Wie dem auch sei, entsprechend allen Epochen zuvor waren auch im ausgehenden zwanzigsten Jahrhundert Pioniergeist und der Mut einzelner gefragt. Die U.S. Space Force brauchte für den ganz großen Schritt Menschen, die bereit waren, persönliche Risiken zu tragen. Koryphäen aus Wissenschaft und Technik hatten den uralten Traum der Menschen verwirklicht und ein technisches Meisterwerk geschaffen, das jedem Vergleich standhielt.

Dieser Gestalt gewordene Traum besaß einen klangvollen Namen: STARDUST.

»Sternenstaub« – treffender hätte die Bezeichnung nicht sein können. Selbst die Erde galt inzwischen allgemein als Staubkorn im Universum.
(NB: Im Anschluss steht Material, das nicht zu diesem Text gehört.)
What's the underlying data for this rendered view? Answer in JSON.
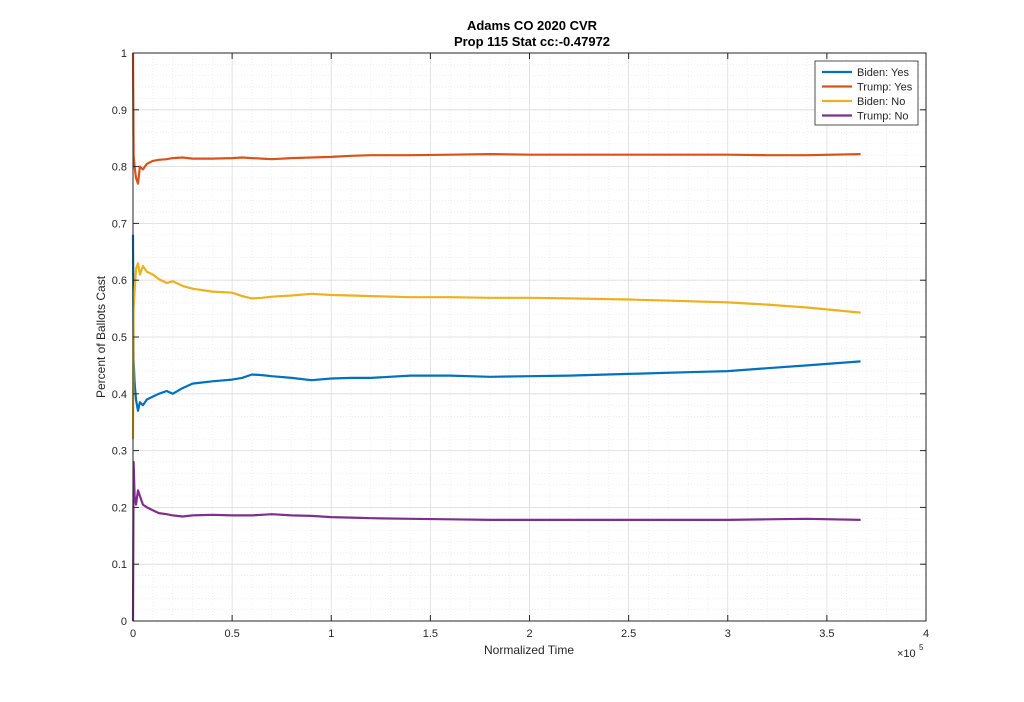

Mit imposanten 91,6 Metern reckte sich das dreistufige Raumschiff in den Nachthimmel über den Nevada Fields, entmystifiziert von den gleißenden Scheinwerferbatterien, die keinen Raum ließen für erquickende Schatten. Halb geblendet hoben die vier Astronauten ihre Arme vors Gesicht, als sie über schmale Versorgungsstege an Bord der Rakete gingen.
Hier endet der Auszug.